Company X has just built a new eCommerce site and is consider adding an extra layer of cyber security. VP Bob volunteers to research the product category. Google points him towards Acme, a mature leader in the space, and he downloads a comparison guide, but it finds it difficult to determine if Acme is comparing apples-to-apples with other vendors. And once he signs up, Acme bombards him with emails. Bob gets an irrelevant email almost every day and Acme ads show up on his favorite sites. But instead of making his due diligence easier, all these random touches are making it more confusing. Then the sales calls start…and he can tell Acme know nothing about him or Company X. It seems clear that Acme wants to do business on their terms, not his. How is Bob to proceed?
If Bob’s story sounds familiar, it’s because we all regularly engage with companies that market poorly. Despite many advances in B2B Marketing tools, techniques and tactics, most companies have yet to tie all that together for the benefit of the prospective client. The result can be huge gaps between a prospect’s desired shopping experience and reality.

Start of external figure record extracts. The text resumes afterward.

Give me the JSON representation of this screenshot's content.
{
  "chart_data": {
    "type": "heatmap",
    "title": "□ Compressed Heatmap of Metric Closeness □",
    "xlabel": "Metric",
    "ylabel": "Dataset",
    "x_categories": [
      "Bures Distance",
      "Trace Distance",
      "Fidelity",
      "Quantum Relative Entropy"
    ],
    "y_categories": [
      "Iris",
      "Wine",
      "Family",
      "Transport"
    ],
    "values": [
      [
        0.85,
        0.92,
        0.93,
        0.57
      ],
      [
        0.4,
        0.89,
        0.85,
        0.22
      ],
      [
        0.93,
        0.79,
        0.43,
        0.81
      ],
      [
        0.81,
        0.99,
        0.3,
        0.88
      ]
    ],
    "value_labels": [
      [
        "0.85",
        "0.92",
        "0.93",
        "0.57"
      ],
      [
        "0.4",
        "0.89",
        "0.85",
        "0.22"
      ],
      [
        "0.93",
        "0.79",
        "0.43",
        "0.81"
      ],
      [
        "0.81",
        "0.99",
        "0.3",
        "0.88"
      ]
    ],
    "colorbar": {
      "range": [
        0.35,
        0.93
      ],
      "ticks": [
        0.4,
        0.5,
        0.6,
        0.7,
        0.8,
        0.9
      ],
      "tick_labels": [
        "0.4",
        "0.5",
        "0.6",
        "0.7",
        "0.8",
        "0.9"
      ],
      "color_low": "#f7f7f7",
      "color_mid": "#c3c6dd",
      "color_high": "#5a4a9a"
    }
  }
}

This often occurs because Marketing and Sales processes evolved in silos independent of the Customer Experience. Fixing that requires a concerted top-down, bottom-up effort to refocus outside-in, versus inside-out. Instead of spraying emails, Marketing learns to nurture prospects with relevant offers based on their digital body-language – the right message at the right time in the right format and channel. Sales learns to engage at the right time, tailoring their approach based on prospect actions. All customer touchpoints become orchestrated. The Pedowitz Group calls this evolution The Revenue Marketing Journey.

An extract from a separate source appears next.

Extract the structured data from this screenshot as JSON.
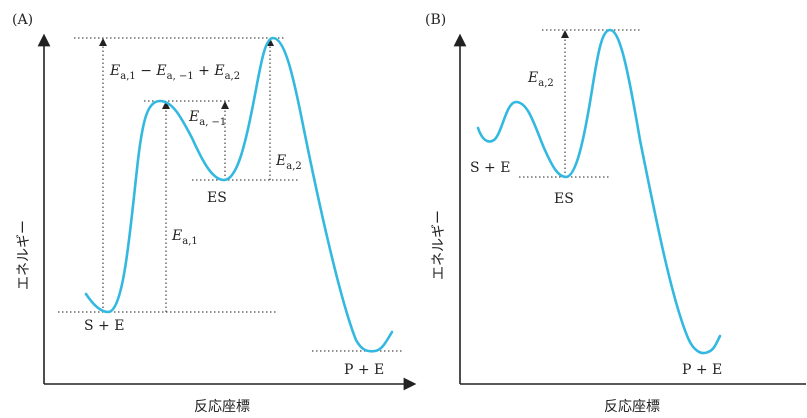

Focusing on the customer’s purchase experience versus your company’s requirements will take your customer relationships to a new level. When Bob gets the right sales, service and support, he will be happy to engage. Acme will purchase, buy more, renew, and even advocate. You’ll see breakeven, profitability and maximum life-time value.
If your prospects don’t want what to play it your way, consider adapting to their needs. The easier you make their lives, the more they will support you – a win-win outcome.